Сталин словно бы не заметил этого, однако вскоре прислал шифровку из Москвы, предлагая назначить Лаврентия Берия председателем ЧК Грузии.
…А совершенно необходимым Сталину он сделался в тот день, когда в Сухуми приехал больной Троцкий — зимой двадцать четвертого. Каждый шаг Предреввоенсовета и члена Политбюро немедленно сообщался Сталину…
…Именно Лаврентию Берия и поручил Сталин в двадцать девятом негласно наблюдать за выдворением Троцкого в Турцию» [57, Т. 8, с. 568–569].
В том же 1924 году Сталин производит еще одну операцию по укреплению своего положения (историки по сей день не обратили внимания на этот явно искусственный ход). Если до 1924 года Совет Народных Комиссаров образовывался съездом Советов, то в соответствии с Конституцией СССР 1924 года СНК СССР образовывался постановлением ЦиКа СССР. С этого момента фактическим главным руководящим органом государства становится ЦиК, а не СНК.
Но все эти ходы были бы лишены всякого смысла, если бы Кобе не удалось свалить своих главных политических конкурентов. Таковых по состоянию на 1924 год фактически было пятеро: бывший заместитель Ленина по СНК Л.Б. Каменев, председатель Коминтерна и «хозяин» Ленинграда Г.Е. Зиновьев, а также А.И. Рыков, Н.И. Бухарин и, конечно же, Л.Д. Троцкий.
В ночь с 22 на 23 января 1924 года произошел эпизод, который может объяснить то, что произошло на советском политическом Олимпе позже.
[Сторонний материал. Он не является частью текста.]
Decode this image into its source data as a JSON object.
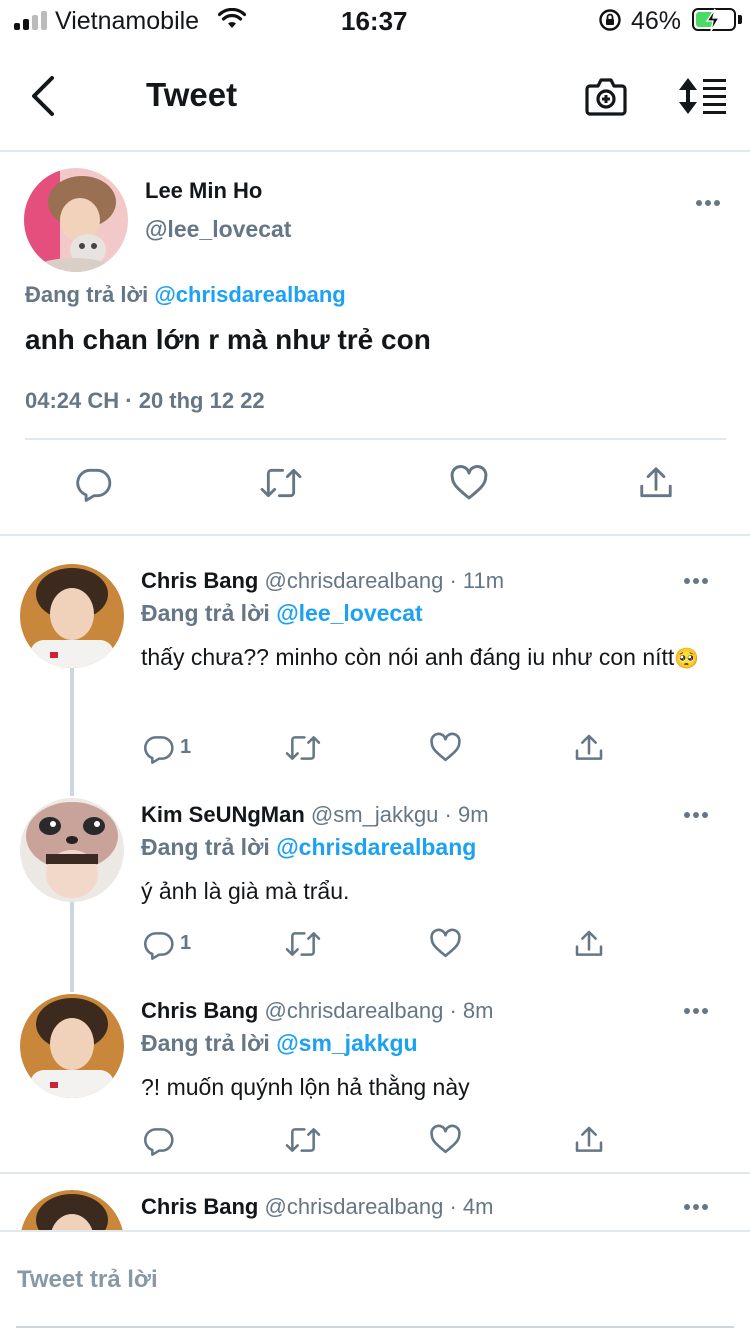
{
  "status_bar": {
    "carrier": "Vietnamobile",
    "time": "16:37",
    "battery_percent": "46%",
    "battery_level": 0.46,
    "wifi_icon": "wifi-icon",
    "lock_icon": "orientation-lock-icon"
  },
  "nav": {
    "title": "Tweet",
    "back_icon": "chevron-left-icon",
    "camera_icon": "camera-plus-icon",
    "sort_icon": "sort-icon"
  },
  "main_tweet": {
    "name": "Lee Min Ho",
    "handle": "@lee_lovecat",
    "replying_prefix": "Đang trả lời",
    "replying_to": "@chrisdarealbang",
    "text": "anh chan lớn r mà như trẻ con",
    "timestamp": "04:24 CH · 20 thg 12 22"
  },
  "replies": [
    {
      "name": "Chris Bang",
      "handle": "@chrisdarealbang · 11m",
      "replying_prefix": "Đang trả lời",
      "replying_to": "@lee_lovecat",
      "text": "thấy chưa?? minho còn nói anh đáng iu như con nítt",
      "emoji": "🥺",
      "reply_count": "1"
    },
    {
      "name": "Kim SeUNgMan",
      "handle": "@sm_jakkgu · 9m",
      "replying_prefix": "Đang trả lời",
      "replying_to": "@chrisdarealbang",
      "text": "ý ảnh là già mà trẩu.",
      "reply_count": "1"
    },
    {
      "name": "Chris Bang",
      "handle": "@chrisdarealbang · 8m",
      "replying_prefix": "Đang trả lời",
      "replying_to": "@sm_jakkgu",
      "text": "?! muốn quýnh lộn hả thằng này",
      "reply_count": ""
    },
    {
      "name": "Chris Bang",
      "handle": "@chrisdarealbang · 4m"
    }
  ],
  "compose": {
    "placeholder": "Tweet trả lời"
  },
  "colors": {
    "accent": "#1da1f2",
    "secondary_text": "#657786",
    "divider": "#e1e8ed",
    "battery_fill": "#4cd964"
  }
}
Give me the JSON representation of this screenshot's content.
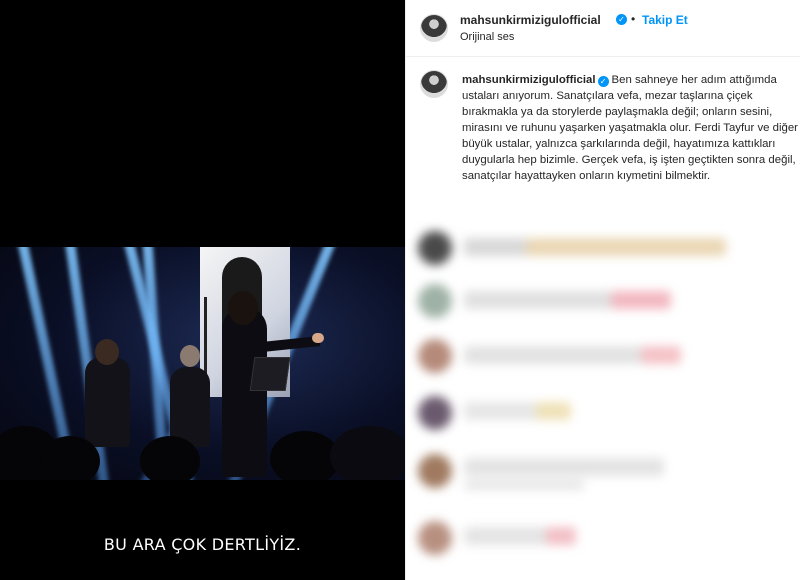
{
  "media": {
    "subtitle": "BU ARA ÇOK DERTLİYİZ."
  },
  "header": {
    "username": "mahsunkirmizigulofficial",
    "separator": "•",
    "follow_label": "Takip Et",
    "audio_label": "Orijinal ses"
  },
  "post": {
    "username": "mahsunkirmizigulofficial",
    "text": "Ben sahneye her adım attığımda ustaları anıyorum. Sanatçılara vefa, mezar taşlarına çiçek bırakmakla ya da storylerde paylaşmakla değil; onların sesini, mirasını ve ruhunu yaşarken yaşatmakla olur. Ferdi Tayfur ve diğer büyük ustalar, yalnızca şarkılarında değil, hayatımıza kattıkları duygularla hep bizimle. Gerçek vefa, iş işten geçtikten sonra değil, sanatçılar hayattayken onların kıymetini bilmektir."
  },
  "icons": {
    "verified": "verified-check-icon"
  },
  "colors": {
    "accent": "#0095f6",
    "text": "#262626"
  }
}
«… А потом к гробу (Ленина. — С.З.) подошел Сталин. Глаза его были сухи, только горели лихорадочно, словно у человека, больного тяжелейшим воспалением легких.
Как и все мы, он стоял возле гроба несколько минут, потом вдруг наклонился к Ильичу, обнял за шею, поднял из гроба и поцеловал в губы долгим, открытым поцелуем. Это потрясло всех; мы никогда бы не простили ему этого кощунства, если бы он, опустив голову Ильича на подушечку, не сказал сухо, командно даже — всем и никому:
— Выносите тело.
Я (Г.М. Кржижановский. — С.З.) никогда не мог и предположить, что именно он, Сталин, найдет в себе дерзостную отвагу взять на себя слова такой простой, но столь необходимой всем нам команды. (Надо бы нам постараться понять, а значит, и объяснить — себе и нашим детям, — для чего революционерам, приехавшим в ту страшную ночь в Горки, людям испытавшим каторги, эмиграцию, тюрьмы, ссылки… — отчего этим людям, пророкам Революции, потребовалась команда на поступок, резкая, как удар хлыста?!» [57, Т. 8, с. 467–468].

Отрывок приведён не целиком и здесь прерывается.